If you are in the mood for a thought-provoking read, check out this article from the American Spectator (text copied in “more” text below, in case of link rot).
My take on it is that the CIA is just like every other government bureaucracy. By this I mean that its underlying motivation is not to do its job – ie, gather intelligence – rather, its primary motivation – as a whole – is to keep itself alive. The most effective way to do this, for any bureaucracy, is to grow itself so large and integrate itself into the system so well that removing it would be unthinkable.
The CIA, just like countless other government bureaucracies, is well suited to this task, and as a byproduct is not very well suited to any other task. In fact, the CIA carries out “intelligence” only so far as is necessary to accomplish its real goal.

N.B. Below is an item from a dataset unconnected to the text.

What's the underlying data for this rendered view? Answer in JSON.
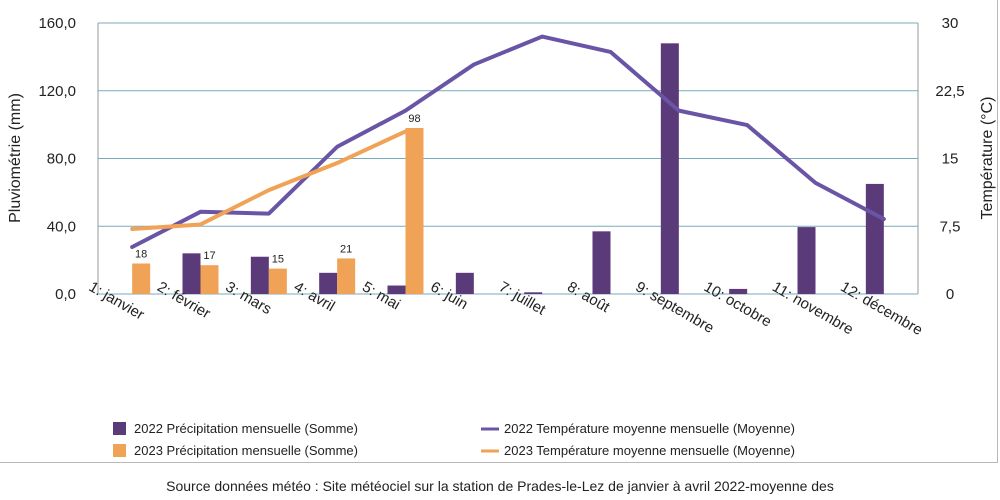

And the sad fact is, the worse the CIA does its job, the better their real agenda is served. After all, intelligence failures lead to commissions that suggest even more government and even more bureaucracy. As I said before, the CIA is not alone in this regard. The worse social programs do at actually alleviating social problems, the more money will be put into those social programs. The worse public schools do, the more money will be put into public schools. These and other institutions become excellent at doing just well enough to appear to be useful, while ensuring that they do poorly enough to require more money to expand their bureaucracy, further entrenching their ultimate goal.
This “ultimate goal” I am speaking of is rarely, if ever, the goal of any person in the organization. But it becomes the focus of the group’s efforts, because it is the only goal that serves everyone’s purposes in the organization – namely, job security, social advancement, political influence, or other wealth, power, or personal goals. Everyone’s agenda in the bureaucracy is promoted by the expansion of the bureaucracy, so the bureaucracy, if it is successful, ends up expanding. It is economics at is best and worst.
These programs – created usually by high-minded ideals that put the group above the individual – end up having the most perverse effect of all – namely, the exact opposite of the intended effect. That is, the group is hurt more than before, and the individual is demeaned instead of uplifted, as the idealists imagined would happen. Such is the way of all socialist programs, and that is what all of these programs are. They are an insidious cancer that eats away at society until it crumbles, just as every civilization before has, and just as every civilization to follow likely will.
In short, when freedom is hedged in favor or equality, social justice, or some ethereal greater good:
- The good rarely is seen, or if seen it is fleeting.
- The freedom is forever lost
- A new bureaucracy is born or an existing bureaucracy is expanded
I believe that people have proven time and again that they will come together to serve the greater good, when it is necessary to do so. No coercion is needed for this to happen. And if a people is unwilling to come together for the greater good, then it is time for that people to waste away. I believe that government expansion only dulls this sense of duty to fellow mankind – after all, its not my war to fight. Its the government’s. What attitude could be worse?